Chemical transformation research is focused on replacing conventional intercalation of the working ion at the cathode with a true chemical reaction. On the basis of techno-economic modeling of the possible battery systems, we have chosen to focus our efforts on a battery with a lithium metal anode and sulfur cathode.
Although the theoretical energy densities of the active materials alone are exceptional for lithium-sulfur batteries, there are significant challenges in reversing the downhill discharge reaction, which can contain up to six or eight separate reaction steps for lithium and sulfur. Also, the discharge products are notoriously unstable and often insulating, precluding investigation by conventional electrochemistry.
Chemical transformation presents special problems for the electrolyte as well, because the electrolyte must not react with any of the many intermediate reaction products, which would remove active material and rapidly degrade battery capacity.

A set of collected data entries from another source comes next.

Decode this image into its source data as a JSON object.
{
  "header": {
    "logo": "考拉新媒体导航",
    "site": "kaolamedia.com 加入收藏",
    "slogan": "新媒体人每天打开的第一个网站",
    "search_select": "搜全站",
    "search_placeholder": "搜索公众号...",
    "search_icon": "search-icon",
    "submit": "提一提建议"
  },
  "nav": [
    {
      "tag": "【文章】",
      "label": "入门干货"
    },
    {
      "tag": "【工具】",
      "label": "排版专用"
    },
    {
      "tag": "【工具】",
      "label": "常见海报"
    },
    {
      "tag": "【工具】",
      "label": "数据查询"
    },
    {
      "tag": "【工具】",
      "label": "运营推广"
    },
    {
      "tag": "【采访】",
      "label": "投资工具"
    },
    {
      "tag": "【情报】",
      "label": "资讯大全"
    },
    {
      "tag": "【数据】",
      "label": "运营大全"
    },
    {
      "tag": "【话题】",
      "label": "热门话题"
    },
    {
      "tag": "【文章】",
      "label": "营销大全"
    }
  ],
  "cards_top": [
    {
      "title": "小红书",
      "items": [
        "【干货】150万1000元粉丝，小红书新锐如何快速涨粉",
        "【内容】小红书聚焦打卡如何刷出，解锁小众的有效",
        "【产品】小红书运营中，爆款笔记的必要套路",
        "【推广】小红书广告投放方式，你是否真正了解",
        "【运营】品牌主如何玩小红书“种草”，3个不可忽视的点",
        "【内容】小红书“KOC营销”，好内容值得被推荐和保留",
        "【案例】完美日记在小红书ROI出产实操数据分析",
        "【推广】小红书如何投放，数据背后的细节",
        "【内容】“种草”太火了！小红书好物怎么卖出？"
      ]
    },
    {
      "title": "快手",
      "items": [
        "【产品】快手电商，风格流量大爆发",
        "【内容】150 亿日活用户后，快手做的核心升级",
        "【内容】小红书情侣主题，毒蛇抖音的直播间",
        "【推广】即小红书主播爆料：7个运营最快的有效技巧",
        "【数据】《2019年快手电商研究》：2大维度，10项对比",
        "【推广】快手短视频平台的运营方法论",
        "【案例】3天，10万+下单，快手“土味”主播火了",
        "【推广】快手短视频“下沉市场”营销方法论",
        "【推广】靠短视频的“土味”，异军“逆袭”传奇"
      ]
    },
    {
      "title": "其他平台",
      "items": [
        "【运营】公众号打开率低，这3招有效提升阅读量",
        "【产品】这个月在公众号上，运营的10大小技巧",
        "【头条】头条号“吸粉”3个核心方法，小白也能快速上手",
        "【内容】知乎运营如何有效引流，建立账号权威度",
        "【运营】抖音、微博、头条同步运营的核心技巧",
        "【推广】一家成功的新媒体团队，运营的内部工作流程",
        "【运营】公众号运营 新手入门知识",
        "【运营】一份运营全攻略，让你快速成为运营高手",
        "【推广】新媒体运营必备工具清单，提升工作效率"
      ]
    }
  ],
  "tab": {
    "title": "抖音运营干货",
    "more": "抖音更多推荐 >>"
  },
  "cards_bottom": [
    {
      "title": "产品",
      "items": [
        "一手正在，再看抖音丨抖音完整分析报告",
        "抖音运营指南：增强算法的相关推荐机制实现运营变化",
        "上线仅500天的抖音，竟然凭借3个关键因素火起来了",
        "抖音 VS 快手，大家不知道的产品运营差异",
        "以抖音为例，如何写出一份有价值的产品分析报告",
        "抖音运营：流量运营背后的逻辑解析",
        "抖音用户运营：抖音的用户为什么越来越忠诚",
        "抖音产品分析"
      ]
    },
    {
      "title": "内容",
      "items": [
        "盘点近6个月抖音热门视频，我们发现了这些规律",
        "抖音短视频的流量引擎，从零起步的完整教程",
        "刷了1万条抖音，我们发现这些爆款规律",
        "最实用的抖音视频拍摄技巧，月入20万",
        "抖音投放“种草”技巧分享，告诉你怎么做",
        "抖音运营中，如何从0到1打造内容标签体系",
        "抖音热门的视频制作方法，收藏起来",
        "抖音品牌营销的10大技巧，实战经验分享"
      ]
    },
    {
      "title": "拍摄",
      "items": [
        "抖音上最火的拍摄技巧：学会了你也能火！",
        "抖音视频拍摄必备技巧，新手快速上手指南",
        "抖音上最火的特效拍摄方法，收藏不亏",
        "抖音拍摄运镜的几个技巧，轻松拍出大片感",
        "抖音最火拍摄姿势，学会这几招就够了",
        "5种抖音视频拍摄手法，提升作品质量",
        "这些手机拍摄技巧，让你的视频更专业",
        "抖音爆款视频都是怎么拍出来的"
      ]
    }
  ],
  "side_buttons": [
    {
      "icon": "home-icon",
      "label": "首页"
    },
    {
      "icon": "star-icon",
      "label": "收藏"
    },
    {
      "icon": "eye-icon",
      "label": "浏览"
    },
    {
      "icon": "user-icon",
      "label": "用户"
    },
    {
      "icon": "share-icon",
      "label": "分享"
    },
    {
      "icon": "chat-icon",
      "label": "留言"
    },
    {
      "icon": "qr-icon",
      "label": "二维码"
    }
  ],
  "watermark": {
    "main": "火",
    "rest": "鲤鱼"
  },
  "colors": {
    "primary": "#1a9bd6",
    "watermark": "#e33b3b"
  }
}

Techno-economic modeling indicated the need for high sulfur concentration compared to the volume of electrolyte in the lithium-sulfur system (a “lean” electrolyte) to achieve JCESR cost and energy storage targets. Reducing the electrolyte percentage from the commonly employed value of 90% to the desired leaner value of 50% will require new methods for preventing unwanted side reactions of the electrolyte that prematurely consume it while ensuring that it retains its ability to transport lithium ions between anode and cathode. Several promising methods are under investigation.